Implement recommendation systems using AWS SageMaker to predict user preferences and suggest new music based on listening patterns and audio features.

Multi-User Support

Scale the system to handle multiple users with proper data isolation, user management, and personalized dashboards for each user.

Real-time Processing

Implement real-time data streaming using AWS Kinesis to process listening events as they happen, enabling live analytics and instant insights.

Mobile Application

Develop a mobile app that provides personalized music insights, trend notifications, and social features for sharing music discoveries.

Conclusion: Beyond the Music

SpotiFriend started as a way to understand my music taste, but it became much more than that. It's a comprehensive demonstration of modern data engineering practices, from API integration and cloud architecture to automated processing and analytics.

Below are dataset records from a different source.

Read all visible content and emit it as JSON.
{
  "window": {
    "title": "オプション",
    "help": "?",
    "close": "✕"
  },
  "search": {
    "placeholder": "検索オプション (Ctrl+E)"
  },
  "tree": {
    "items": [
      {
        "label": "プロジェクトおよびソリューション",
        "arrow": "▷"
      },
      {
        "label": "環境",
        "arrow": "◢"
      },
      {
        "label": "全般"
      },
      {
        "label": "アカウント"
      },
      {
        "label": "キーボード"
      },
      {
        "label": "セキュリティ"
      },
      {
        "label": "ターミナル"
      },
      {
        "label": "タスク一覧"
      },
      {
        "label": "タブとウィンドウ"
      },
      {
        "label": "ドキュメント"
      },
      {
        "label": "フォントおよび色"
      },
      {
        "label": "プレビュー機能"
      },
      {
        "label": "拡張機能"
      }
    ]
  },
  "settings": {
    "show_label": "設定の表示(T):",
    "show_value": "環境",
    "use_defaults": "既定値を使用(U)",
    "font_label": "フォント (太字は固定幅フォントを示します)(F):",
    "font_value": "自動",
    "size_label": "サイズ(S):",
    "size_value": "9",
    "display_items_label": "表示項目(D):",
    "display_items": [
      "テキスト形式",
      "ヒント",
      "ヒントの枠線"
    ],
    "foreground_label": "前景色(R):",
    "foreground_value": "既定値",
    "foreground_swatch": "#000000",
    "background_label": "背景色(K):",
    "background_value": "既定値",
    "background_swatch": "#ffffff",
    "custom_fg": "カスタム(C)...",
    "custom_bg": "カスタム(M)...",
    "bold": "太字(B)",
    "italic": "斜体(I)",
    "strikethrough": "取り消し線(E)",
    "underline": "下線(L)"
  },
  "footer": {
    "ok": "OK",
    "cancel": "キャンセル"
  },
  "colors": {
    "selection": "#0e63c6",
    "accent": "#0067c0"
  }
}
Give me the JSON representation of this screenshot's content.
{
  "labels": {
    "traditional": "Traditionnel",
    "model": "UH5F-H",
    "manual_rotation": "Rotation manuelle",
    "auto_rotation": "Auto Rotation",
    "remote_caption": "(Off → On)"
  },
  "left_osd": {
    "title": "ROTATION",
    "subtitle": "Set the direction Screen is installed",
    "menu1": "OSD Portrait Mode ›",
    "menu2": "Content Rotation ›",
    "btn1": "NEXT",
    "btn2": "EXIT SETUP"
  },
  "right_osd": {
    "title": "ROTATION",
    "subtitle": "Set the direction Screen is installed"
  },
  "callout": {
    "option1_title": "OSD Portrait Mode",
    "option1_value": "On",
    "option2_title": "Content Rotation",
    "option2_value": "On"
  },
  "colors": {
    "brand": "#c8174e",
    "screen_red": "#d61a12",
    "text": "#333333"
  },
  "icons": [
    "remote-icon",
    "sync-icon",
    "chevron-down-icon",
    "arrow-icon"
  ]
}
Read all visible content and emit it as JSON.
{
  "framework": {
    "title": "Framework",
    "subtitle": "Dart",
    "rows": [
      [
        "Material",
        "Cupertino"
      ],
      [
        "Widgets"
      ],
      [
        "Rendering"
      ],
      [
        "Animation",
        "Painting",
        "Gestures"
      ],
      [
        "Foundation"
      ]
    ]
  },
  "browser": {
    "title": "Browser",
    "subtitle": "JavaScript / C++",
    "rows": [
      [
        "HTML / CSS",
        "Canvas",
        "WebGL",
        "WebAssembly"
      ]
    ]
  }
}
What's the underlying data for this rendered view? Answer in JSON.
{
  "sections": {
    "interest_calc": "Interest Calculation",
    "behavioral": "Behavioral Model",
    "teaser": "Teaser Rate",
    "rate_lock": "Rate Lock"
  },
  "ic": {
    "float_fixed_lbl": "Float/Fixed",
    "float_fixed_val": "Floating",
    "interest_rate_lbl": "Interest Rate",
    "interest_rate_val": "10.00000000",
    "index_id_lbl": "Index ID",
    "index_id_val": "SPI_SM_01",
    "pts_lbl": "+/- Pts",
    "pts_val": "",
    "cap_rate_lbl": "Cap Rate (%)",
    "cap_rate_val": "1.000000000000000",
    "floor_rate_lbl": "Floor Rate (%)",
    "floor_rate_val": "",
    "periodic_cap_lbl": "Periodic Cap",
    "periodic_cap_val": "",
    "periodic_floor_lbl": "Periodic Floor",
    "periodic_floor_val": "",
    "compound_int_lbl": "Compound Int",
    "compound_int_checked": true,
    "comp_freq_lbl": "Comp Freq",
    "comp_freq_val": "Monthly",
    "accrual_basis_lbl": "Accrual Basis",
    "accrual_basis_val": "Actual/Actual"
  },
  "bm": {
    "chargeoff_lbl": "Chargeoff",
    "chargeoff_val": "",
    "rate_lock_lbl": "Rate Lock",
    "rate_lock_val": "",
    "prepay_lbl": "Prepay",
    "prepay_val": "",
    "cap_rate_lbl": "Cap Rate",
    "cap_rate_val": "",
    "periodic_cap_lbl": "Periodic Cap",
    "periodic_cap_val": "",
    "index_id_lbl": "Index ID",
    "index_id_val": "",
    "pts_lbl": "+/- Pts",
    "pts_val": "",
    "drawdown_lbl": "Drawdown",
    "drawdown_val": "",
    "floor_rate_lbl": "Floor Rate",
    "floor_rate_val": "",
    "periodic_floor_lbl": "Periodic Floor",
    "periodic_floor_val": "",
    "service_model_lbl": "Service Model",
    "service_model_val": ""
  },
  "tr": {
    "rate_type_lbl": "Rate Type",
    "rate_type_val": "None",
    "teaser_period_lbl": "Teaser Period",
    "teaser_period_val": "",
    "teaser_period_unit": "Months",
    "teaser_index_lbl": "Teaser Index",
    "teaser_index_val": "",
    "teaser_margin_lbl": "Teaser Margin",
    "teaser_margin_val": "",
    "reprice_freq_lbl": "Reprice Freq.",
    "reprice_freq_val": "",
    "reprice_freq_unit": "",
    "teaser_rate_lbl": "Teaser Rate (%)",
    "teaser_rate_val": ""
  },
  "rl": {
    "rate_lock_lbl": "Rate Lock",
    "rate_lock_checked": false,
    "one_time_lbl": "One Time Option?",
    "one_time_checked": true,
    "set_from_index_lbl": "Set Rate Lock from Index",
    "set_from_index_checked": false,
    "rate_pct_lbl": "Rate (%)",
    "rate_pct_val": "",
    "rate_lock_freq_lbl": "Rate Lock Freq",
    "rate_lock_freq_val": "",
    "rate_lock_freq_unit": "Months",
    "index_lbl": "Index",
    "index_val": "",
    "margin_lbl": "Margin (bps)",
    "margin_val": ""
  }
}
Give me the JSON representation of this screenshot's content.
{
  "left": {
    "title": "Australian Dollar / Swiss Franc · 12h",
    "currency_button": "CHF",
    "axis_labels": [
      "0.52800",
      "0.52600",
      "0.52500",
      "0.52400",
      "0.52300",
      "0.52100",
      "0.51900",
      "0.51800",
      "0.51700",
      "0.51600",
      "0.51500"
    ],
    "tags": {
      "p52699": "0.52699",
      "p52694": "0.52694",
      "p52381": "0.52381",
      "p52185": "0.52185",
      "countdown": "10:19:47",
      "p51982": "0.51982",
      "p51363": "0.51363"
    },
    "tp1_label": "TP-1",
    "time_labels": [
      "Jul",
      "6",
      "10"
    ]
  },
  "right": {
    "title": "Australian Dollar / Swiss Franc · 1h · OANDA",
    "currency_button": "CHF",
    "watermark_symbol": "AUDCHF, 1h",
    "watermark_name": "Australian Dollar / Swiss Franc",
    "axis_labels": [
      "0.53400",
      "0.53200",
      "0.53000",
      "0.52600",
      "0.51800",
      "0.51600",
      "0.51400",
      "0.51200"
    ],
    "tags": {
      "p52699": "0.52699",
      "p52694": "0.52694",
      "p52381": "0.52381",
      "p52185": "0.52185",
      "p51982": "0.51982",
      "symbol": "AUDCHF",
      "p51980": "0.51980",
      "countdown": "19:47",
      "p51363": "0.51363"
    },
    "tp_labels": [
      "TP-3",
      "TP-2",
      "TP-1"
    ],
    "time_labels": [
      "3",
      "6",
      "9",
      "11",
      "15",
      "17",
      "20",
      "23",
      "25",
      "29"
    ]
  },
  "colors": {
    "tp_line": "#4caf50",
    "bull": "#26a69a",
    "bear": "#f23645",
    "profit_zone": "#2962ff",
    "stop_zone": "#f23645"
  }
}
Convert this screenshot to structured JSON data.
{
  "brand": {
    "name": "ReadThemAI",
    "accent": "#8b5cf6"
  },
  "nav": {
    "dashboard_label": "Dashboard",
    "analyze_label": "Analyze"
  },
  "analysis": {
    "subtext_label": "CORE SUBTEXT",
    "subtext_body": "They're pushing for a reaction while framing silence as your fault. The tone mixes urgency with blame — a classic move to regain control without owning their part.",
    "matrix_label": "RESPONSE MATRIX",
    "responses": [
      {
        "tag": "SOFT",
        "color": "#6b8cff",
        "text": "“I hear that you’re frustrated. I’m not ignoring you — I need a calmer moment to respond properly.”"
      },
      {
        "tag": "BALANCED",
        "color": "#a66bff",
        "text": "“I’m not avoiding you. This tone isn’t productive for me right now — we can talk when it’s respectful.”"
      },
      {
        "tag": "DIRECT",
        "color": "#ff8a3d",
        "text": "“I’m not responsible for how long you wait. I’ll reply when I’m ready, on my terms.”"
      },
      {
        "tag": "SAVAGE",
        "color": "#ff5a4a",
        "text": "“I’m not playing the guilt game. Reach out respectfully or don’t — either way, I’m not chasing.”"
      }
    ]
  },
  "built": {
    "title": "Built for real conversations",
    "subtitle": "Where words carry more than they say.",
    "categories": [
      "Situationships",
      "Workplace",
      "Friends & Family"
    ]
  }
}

The project showcases my ability to:

Design and implement end-to-end data pipelines
Work with cloud-native technologies and serverless architectures
Handle real-world data challenges like authentication, error handling, and scalability
Create meaningful insights from raw data
Build production-ready systems with proper monitoring and maintenance

While the insights about my music taste were interesting, the real value came from building a system that could reliably collect, process, and analyze data at scale. It's a perfect example of how data engineering can turn curiosity into actionable insights.

SpotiFriend represents my approach to data engineering: start with a real problem, design a scalable solution, implement it with best practices, and continuously improve based on results. It's not just about the technology—it's about using data to understand the world better.